Tagungstrailer 2018

Nach dem öffentlichkeitswirksamen und in der Nachkriegszeit zu den bedeutenden Paradigmenwechseln in der deutschen Geschichtswissenschaft zählenden Historikertag 1998 um die Verstrickung der Lehrer der führenden deutschen Sozialhistoriker der Nachkriegszeit in die “Umvolkung“ und Rassenpolitik legten führende Wissenschaftshistorikerinnen und -historiker ihre neuesten Forschungserkenntnisse über die sogenannten völkischen Wissenschaften vor. Untersucht wurden langfristig wirksame Netzwerke der völkischen Wissenschaft. Die Kontinuität eines wissenschaftsimmanenten Antisemitismus und rassistischen Nationalismus von 1810-1960, wurde durch eine deutliche Verbreiterung der Fachgebiete dargelegt.
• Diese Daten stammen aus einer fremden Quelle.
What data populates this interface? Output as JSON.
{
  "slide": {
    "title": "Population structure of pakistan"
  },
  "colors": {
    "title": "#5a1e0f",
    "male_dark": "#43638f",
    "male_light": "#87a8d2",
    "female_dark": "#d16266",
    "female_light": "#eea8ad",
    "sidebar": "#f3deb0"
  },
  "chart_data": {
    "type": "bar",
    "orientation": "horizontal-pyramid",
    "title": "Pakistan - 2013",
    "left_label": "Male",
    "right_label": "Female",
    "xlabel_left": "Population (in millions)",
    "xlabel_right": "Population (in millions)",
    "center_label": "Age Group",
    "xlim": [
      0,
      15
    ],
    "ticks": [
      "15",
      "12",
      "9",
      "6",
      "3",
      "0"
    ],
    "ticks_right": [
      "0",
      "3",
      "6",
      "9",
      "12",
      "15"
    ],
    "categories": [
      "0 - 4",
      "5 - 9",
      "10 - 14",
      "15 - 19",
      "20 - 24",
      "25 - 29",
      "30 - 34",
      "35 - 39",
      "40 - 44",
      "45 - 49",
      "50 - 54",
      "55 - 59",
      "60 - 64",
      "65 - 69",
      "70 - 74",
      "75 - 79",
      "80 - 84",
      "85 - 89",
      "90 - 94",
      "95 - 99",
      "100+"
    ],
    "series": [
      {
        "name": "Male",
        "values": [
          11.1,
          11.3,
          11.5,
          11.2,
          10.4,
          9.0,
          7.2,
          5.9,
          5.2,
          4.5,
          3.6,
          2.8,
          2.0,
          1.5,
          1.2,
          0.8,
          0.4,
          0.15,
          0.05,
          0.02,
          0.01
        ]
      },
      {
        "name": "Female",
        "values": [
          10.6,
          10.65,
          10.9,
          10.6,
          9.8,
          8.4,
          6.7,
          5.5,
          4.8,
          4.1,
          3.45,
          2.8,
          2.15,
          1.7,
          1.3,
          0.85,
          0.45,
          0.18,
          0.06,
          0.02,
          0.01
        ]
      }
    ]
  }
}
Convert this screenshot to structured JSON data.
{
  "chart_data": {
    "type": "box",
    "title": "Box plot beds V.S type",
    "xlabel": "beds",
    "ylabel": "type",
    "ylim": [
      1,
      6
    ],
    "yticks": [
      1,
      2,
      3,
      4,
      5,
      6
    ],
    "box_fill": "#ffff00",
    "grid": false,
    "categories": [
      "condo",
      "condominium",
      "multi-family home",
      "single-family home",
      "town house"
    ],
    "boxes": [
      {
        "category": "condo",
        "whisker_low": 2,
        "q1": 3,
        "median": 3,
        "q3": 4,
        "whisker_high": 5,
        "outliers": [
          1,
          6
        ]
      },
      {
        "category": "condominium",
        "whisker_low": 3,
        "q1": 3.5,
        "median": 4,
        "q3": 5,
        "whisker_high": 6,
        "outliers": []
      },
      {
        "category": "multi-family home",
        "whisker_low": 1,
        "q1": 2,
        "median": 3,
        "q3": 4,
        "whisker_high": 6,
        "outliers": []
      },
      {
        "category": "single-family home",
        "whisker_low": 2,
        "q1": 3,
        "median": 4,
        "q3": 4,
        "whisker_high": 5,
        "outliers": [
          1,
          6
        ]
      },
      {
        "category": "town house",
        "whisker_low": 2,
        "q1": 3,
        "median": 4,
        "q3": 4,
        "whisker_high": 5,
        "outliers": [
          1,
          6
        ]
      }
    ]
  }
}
Seit dem Beginn des 19. Jahrhunderts und verstärkt im Deutschen Kaiserreich war der völkische Nationalismus in der Rechten verankert und gewann während der Weimarer Republik sichtlich an politischer Relevanz. Die Tagung beschreibt und analysiert das Aufkommen rechtspopulistischer Wissenschaftsfelder seit der Jahrhundertwende bis hin zur Radikalisierung, Nazifizierung und Mobilisierung von Wissenschaftlern für die Kriegs-, Umsiedlungs- und Vernichtungsabsichten in den Jahren bis 1944/45. Völkische Forschungsparadigmen wirkten auch danach in der Bundesrepublik weiter und können bis in die Gegenwart verfolgt werden.

 

Die Tagung dient der Durchdringung dieses komplexen Feldes indem die Auswirkungen völkischer Stereotypen, wissenschaftlicher Paradigmen, Persönlichkeiten und Institutionen im 19. und 20. Jahrhundert empirisch dicht ausgeführt werden. Um 1800 entsteht jener Korpus von ethnopolitischen Paradigmen und Stereotypen, die mit Johann Gottfried Herder und Heinrich Moritz Gottlieb Grellmann in den 1780er-Jahren über die imaginierte deutsche Ethnizität begonnen hatten. Sie liefern schließlich in der politischen Romantik mit den „Germanomanen“ – wie der Zeitgenosse Saul Ascher kritisch Fichte und dessen Weggefährten bezeichnete – die Grundlage für nationalistische (Wieder-)Geburtsphantasien. Gäbe es eine Tradition der Kritik völkischer Stereotypen der sogenannten Germanomanen, dann wäre sie um 1810 entstanden. Saul Aschers Bücher wurden auf dem Wartburgfest 1817 verbrannt.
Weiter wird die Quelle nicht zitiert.